Osipov, A. Yu. KARELIAN REBELLION OF 1921–1922: CAUSES, ESSENCE, CONSEQUENCES. Proceedings of Petrozavodsk State University. 2021;43(4):71–77. DOI: 10.15393/uchz.art.2021.620


Russia, Finland, Karelia: pages of a common history


KARELIAN REBELLION OF 1921–1922: CAUSES, ESSENCE, CONSEQUENCES

Osipov
A. Yu.
University of Eastern Finland
Keywords:
Karelian rebellion
Russian Civil War
Karelian peasantry
Karelian regiment of forest partisans
Belomorsk regiment
Reboly battalion
Summary: The article analyzes the events occurring in Karelia in the winter of 1921–1922, when a massive peasant rebellion broke out in the northern part of the Karelian Labor Commune, in which Finnish officers and volunteers took an active part.
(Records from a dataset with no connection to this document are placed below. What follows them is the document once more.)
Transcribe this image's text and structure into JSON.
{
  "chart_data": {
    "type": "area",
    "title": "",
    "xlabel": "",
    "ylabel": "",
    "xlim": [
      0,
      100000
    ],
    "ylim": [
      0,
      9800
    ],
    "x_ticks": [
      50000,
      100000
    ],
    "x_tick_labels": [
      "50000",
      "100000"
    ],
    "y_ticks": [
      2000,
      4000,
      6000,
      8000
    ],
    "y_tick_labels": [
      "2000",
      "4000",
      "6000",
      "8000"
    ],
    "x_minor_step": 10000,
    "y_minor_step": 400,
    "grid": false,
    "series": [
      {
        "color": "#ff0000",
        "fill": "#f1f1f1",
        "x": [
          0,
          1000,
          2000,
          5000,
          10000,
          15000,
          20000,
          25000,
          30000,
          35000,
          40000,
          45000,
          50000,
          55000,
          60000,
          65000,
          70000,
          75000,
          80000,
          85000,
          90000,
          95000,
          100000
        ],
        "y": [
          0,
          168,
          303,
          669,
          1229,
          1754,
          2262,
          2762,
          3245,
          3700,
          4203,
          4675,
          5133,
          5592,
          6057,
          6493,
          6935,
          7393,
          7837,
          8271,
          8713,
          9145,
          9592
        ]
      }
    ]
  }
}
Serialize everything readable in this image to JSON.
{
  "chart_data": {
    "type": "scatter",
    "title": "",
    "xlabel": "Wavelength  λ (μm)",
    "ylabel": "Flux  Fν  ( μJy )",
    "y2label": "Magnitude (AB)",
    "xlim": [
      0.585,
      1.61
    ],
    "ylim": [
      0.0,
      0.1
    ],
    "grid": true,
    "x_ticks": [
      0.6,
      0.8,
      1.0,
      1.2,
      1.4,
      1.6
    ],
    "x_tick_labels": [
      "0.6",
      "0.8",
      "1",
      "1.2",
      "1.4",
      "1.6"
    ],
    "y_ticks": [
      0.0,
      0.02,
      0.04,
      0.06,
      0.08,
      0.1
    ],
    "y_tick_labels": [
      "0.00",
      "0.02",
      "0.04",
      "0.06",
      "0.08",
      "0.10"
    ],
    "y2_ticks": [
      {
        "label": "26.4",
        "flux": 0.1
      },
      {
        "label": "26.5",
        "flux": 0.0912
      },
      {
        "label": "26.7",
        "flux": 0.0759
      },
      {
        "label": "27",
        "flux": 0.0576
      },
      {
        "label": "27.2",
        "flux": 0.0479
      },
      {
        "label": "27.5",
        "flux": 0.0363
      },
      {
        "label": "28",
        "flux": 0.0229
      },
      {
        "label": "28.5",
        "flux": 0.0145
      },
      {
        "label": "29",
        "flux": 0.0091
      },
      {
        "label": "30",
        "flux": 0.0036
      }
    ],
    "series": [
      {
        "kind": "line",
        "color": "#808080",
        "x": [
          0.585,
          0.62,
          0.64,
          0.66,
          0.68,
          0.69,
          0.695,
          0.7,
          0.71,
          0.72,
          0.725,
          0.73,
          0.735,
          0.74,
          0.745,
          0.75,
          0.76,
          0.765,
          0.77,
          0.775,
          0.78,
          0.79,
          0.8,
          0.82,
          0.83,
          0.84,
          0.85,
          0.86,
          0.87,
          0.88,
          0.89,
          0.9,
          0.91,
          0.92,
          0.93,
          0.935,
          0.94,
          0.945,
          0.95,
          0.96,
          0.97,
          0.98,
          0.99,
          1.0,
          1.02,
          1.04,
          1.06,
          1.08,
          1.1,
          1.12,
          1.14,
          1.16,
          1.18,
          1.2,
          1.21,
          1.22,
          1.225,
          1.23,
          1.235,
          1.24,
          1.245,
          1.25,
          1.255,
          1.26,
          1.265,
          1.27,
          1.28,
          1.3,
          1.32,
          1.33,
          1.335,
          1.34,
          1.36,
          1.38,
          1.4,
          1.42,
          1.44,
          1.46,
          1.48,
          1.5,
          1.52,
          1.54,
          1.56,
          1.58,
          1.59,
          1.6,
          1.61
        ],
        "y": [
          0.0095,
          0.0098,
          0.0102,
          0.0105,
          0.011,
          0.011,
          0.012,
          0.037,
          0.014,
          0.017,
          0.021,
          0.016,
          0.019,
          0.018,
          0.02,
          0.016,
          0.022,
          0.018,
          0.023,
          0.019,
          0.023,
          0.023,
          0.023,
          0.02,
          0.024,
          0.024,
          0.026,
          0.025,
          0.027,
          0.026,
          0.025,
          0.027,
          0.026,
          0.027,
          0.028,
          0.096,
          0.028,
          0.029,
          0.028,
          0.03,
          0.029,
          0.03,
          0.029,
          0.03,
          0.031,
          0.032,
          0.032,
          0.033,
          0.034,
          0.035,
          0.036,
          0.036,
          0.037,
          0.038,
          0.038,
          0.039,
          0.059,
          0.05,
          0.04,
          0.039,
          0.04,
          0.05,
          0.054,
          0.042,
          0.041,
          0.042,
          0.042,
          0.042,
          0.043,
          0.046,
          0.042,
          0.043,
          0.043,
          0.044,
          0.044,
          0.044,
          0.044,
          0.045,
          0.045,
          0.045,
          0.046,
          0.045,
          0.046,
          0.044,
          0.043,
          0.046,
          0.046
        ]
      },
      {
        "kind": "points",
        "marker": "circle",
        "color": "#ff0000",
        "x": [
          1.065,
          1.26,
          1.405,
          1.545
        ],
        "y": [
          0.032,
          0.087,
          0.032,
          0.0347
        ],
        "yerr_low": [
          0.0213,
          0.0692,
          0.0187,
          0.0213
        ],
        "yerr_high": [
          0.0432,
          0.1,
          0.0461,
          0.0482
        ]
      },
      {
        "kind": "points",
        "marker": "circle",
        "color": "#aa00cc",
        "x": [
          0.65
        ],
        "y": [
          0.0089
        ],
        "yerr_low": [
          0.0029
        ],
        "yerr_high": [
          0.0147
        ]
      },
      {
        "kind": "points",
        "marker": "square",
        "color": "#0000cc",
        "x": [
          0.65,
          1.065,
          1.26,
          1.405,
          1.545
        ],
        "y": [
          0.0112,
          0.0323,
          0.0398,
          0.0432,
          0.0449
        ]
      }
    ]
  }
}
Karelian events received different assessments: in addition to peasant rebellion, historians use such terms as civil war, Soviet-Finnish war, or kindred wars; moreover, the discussion is not over yet. This research is based on little-known documents collected from Russian and Finnish archives, as well as materials from the Soviet and foreign press. The introduction examines and reviews contemporary historiographic approaches; the second part contains the analysis of publications of the Soviet and Finnish local and central press and reveals their “official” approaches to the events in Karelia. Finally, the third part of the article analyzes the correspondence of the Soviet authorities, the lists of the rebels, the military command orders and the civil authorities’ acts. The analysis of the archival documents allows usto consider the events in Karelia to be a peasant rebellion, which became a continuation of the Civil War. The Karelian rebellion was caused by economic reasons and was one of the many peasant rebellions in Russia in 1920–1922.